Un exploit synonyme de deux premières : premier triplé aux JO d’hiver et record de médailles olympiques aux JO d’hiver battu. Vancouver et ses 11 médailles sont effacés. Fabien Saguez, le Directeur Technique National, encore sous le coup de l’émotion refusait pourtant de s’enflammer : "14 médailles dont quatre en or, l’objectif est là. C’est notre niveau moyen. On n’a pas besoin d'en rajouter pour savoir si on fait bien les choses ou pas".

Maîtrise

Le skieur français Arnaud Bovolenta
Le skieur français Arnaud Bovolenta

Tout avait parfaitement commencé. Un ciel bleu, des tribunes pleines et une ambiance jusqu’ici jamais vue dans l’Extreme Park de Rosa Khutor. Les Russes, derrière leur athlète Egor Korotkov, ont donné de la voix. Mais il en aurait fallu plus pour intimider l’armada tricolore. Le Canadien Brady Leman s’en est rendu compte en finale. Impuissant, il a chuté, laissant le trio français s’envoler vers un podium qui lui tendait les bras. Les spectateurs l'ont vu se dessiner au fur et à mesure que la compétition avançait. "Le plus impressionnant, c’est cette maîtrise du sujet aujourd’hui. Ils ont tout programmé de A à Z", admirait Rémi Sella, le Directeur Technique National adjoint. "A partir des 8e de finale, ils ont étouffé la concurrence", a ajouté Fabien Saguez. Et se sont offert une "journée parfaite" pour reprendre les mots de Jonathan Midol, médaille de bronze, et Arnaud Bovolenta, médaille d’argent.

Pourtant en finale, "il n’y avait pas de stratégie de groupe, c’était chacun pour sa pomme, a précisé Jean-Frédéric Chapuis, le champion olympique, le Canadien a succombé à l’armada française". Une équipe composée "d’amis, tout le temps ensemble, selon Bovolenta, sauf durant la course". Mais les congratulations entre les trois et l’explosion de joie de Jonas Devouassoux après la qualification de Chapuis et Midol pour la finale ne laissent pas de place au doute. Le groupe vit bien. "Ils vont me venger. Ils m’ont sorti tout à l’heure les cochons, mais ils vont aller la chercher cette p….. de médaille", assurait Devouassoux. Un voeu exaucé quelques minutes plus tard.

Bande de potes

Le médaillé de bronze de skicross Jonathan Midol
Le médaillé de bronze de skicross Jonathan Midol

Dans leurs rêves, ou leurs délires, les trois hommes avaient imaginé un tel scénario. "Hier soir pour être franc, on se disait que ça serait top d’être un, deux et trois, rigole Jean-Frédéric Chapuis, je passe la ligne, je me retourne et vois deux Français… C’est top". "On est un groupe soudé. On s’entend tous bien. Partager ça avec ses collègues, c’est énorme", ajoute-t-il. Lui et Bovolenta, les deux "briques", dixit Jonathan Midol ont vu le skieur du Grand Bornand s'effondrer avant la ligne pour arracher ce bronze qu’il avait déjà autour du cou, sans le savoir.

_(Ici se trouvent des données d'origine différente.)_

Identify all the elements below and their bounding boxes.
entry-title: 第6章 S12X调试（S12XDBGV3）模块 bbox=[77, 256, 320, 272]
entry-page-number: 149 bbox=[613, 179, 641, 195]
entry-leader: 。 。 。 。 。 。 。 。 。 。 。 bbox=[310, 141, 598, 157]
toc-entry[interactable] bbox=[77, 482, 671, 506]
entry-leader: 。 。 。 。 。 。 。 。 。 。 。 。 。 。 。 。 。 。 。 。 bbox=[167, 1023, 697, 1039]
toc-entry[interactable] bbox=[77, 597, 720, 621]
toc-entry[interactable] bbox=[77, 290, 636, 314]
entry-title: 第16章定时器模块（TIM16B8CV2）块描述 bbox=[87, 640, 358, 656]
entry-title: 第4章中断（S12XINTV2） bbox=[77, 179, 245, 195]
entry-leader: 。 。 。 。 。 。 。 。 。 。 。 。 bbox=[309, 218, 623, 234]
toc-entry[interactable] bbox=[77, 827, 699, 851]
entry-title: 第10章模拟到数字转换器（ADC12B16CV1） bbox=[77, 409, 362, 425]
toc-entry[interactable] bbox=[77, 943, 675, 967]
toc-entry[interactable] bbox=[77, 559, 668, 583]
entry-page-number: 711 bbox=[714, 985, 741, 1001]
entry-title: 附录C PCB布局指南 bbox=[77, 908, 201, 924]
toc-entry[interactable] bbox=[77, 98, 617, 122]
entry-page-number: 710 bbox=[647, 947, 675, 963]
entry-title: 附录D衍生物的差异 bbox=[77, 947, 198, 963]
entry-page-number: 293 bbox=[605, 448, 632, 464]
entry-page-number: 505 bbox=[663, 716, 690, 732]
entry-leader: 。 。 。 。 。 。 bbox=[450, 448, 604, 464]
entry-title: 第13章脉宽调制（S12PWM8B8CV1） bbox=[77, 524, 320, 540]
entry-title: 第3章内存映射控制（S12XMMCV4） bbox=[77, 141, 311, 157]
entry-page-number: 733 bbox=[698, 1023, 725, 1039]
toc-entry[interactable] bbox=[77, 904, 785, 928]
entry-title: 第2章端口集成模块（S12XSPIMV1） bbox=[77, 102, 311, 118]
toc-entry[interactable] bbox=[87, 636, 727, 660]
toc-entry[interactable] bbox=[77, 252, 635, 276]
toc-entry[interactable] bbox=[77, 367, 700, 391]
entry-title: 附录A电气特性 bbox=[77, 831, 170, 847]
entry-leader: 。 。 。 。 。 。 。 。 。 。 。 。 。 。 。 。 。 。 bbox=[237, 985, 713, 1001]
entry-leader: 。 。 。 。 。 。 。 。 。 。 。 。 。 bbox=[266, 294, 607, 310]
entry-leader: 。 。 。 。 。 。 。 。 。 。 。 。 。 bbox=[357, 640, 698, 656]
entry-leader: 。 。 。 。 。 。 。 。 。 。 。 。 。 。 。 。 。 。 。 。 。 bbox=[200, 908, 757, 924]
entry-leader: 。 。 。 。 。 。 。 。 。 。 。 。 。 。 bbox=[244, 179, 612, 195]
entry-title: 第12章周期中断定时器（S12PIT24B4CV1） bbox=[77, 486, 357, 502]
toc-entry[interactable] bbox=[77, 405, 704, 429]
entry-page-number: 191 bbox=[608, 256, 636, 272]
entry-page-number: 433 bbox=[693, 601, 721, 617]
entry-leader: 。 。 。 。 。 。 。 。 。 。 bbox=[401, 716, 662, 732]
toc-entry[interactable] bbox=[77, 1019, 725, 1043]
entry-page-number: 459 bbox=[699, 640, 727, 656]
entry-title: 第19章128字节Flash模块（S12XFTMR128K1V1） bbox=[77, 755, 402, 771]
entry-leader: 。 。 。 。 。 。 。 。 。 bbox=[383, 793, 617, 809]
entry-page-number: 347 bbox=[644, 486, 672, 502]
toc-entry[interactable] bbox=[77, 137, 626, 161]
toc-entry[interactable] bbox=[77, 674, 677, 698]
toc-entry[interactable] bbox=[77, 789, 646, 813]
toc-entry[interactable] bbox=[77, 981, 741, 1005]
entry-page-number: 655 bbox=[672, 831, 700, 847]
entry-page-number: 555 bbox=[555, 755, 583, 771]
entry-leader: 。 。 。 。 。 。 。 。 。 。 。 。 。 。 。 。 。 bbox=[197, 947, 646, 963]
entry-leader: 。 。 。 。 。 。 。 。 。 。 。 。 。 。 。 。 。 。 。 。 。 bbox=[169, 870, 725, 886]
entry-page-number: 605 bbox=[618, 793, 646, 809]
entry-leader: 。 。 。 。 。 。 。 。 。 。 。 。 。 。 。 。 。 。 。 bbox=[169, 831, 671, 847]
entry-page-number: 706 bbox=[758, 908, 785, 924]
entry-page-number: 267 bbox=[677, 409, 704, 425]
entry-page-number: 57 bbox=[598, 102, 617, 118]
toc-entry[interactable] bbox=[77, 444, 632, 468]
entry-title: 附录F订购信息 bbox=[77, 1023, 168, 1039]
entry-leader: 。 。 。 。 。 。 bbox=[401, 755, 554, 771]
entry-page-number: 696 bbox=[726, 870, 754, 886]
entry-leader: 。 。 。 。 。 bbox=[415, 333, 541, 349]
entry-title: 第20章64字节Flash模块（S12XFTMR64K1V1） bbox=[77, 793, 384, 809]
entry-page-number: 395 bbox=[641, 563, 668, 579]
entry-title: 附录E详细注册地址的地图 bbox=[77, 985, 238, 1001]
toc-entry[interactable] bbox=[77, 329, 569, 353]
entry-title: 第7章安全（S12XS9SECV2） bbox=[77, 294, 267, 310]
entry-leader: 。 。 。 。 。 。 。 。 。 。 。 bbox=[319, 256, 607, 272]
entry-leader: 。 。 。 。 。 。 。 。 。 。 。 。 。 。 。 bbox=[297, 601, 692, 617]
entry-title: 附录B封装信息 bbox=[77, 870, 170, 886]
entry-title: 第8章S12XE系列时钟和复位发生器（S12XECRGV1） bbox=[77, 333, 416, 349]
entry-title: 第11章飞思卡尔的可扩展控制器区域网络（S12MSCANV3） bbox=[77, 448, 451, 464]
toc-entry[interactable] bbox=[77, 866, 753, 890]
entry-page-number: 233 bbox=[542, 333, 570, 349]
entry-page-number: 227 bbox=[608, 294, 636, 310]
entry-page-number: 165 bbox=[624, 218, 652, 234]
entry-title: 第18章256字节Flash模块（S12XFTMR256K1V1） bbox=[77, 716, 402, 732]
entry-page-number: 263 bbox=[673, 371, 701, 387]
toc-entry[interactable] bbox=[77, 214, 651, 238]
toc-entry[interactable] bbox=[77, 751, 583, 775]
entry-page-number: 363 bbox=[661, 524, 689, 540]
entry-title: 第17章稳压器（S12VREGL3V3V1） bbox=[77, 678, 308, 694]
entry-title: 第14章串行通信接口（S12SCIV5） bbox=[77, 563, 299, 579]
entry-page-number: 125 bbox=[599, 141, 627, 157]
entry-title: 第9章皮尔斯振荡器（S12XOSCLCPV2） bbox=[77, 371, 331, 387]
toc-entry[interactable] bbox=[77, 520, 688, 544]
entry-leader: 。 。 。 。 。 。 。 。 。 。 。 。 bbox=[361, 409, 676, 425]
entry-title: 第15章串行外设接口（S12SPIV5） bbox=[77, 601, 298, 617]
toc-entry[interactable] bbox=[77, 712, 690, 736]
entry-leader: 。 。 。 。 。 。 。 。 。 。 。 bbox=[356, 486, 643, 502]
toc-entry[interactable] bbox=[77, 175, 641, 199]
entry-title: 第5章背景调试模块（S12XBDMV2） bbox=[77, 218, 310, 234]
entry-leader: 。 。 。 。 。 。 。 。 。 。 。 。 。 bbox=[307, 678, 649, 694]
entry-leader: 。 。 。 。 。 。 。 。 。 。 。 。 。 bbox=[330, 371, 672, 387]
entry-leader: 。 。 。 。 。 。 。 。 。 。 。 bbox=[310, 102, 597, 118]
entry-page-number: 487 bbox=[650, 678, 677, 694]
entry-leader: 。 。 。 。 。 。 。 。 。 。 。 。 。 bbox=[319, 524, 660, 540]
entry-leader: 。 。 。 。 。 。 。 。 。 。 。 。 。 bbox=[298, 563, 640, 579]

Dans leur bonheur, les trois hommes n’oubliaient pas d’associer un homme, Bastien Midol, le frère de 'Jonath", blessé. "On est tous les trois, mais il y a aussi mon frangin qui est blessé, qui devait être devant la télé, j’ai pensé à lui". L’année dernière aux Mondiaux, Bastien, avait terminé deuxième derrière Jean-Frédéric Chapuis. Un doublé qui préfigurait du meilleur. Mais ils étaient loin d'imaginer que l'aventure se terminerait à trois sur un podium olympique.